HIDUPKATOLIK.com – Saat ditahbiskan sebagai Uskup Sintang, Mgr Agustinus Agus memilih moto penggembalaan Instaurare omnia in Christo – Semuanya dipersatukan dalam Kristus (Ef.1, 10). Semangat ini pula yang akan ia bawa di Keuskupan Agung Pontianak. Moto ini mengandung makna seorang pemimpin terpanggil mewujudkan Gereja sebagai sakramen keselamatan dan menjadi tanda serta sarana persatuan antara umat manusia dengan Allah dan manusia dengan sesama.
Tempayan Tajau atau Bejana
Tempayan tajau adalah wadah menyimpan barang-barang yang berharga, mulia atau bernilai tinggi. Dalam adat Dayak, tempayan tajau bisa menggantikan “tubuh manusia”. Gereja Katolik terpanggil menjadi “tajau atau bejana”, tempat yang indah dan aman.
Tongkat dengan buah tengkawang
Tongkat bukan lambang kekuasaan, tapi simbol kegembalaan yang membawa keselamatan dan kesejahteraan, yang dilambang dengan buah tengkawang.
Bola dunia dan burung enggang membawa panah
Gereja Keuskupan Agung Pontianak tak terpisahkan dari Gereja Universal yang dilambangkan dengan “bola dunia” dengan tetap mengakar dan tumbuh berkembang dalam Gereja setempat yang memiliki kekhasan sendiri. Kekhasan ini dilambangkan dengan “burung enggang”, ikon masyarakat Kalimantan Barat, dan tanda panah “garis khatulistiwa”, karena Pontianak terletak di garis khatulistiwa.
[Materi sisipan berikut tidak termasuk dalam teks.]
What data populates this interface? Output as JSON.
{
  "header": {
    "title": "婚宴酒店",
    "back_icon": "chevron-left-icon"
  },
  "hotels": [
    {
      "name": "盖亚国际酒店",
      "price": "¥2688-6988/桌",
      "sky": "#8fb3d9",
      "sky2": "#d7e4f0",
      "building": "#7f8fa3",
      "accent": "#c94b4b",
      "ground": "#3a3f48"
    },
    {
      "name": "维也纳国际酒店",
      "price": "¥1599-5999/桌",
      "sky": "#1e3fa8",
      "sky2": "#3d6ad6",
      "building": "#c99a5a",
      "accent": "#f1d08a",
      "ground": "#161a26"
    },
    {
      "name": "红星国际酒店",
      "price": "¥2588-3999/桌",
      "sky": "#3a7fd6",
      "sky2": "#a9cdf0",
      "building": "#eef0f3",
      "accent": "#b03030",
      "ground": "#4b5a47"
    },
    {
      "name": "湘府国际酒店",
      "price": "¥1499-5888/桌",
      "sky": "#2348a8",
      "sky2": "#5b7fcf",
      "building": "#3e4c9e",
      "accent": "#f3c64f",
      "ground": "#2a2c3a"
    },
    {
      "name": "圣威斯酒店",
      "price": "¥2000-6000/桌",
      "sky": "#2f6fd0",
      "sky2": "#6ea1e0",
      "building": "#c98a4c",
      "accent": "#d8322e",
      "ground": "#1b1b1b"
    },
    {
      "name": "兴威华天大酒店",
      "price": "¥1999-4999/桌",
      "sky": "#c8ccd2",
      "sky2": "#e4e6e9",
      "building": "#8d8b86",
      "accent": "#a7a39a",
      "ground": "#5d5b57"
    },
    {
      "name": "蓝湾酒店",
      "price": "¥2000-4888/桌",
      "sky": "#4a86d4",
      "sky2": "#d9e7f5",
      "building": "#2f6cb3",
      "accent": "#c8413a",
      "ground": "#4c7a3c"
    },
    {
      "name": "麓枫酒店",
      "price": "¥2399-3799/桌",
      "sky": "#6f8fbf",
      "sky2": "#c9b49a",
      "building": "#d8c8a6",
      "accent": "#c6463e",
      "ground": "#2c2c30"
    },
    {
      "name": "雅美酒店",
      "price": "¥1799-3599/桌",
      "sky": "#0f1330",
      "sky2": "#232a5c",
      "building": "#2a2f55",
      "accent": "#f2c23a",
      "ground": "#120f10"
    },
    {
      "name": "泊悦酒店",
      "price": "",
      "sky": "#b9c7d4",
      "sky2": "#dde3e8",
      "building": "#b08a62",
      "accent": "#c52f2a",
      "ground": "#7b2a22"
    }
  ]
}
Tanggui berhiaskan bulu burung enggang dan burung ruai
Burung Enggang melambangkan “dunia atas”. Burung ruai adalah burung terindah di Kalimantan. Bentuk tanggui menyerupai soli deo, topi kecil uskup. Uskup sebagai pemimpin yang memperoleh kekuasaan dari Allah, sebagai “hamba Allah” yang tertahbis, dipanggil menggembalakan umat dengan penuh kasih, keindahan, dan kerendahan hati.
Tali bersimpul hijau
Lambang hirarki Gereja dalam tingkat uskup agung. Seorang uskup adalah penerus karya para rasul yang diutus Allah untuk mewartakan kabar sukacita. Ini juga lambang dari kesediaan uskup dalam kesatuan dengan para rasul, untuk diikat dan dituntun Allah.
Tujuh manusia bergandengan dalam tempayan
Simbol keanekaragaman anggota Gereja dan masyarakat yang dilayani, tanpa membeda-bedakan. Tujuh adalah angka sempurna atau tak terbatas. Kehadiran Gereja harus dirasakan semua orang.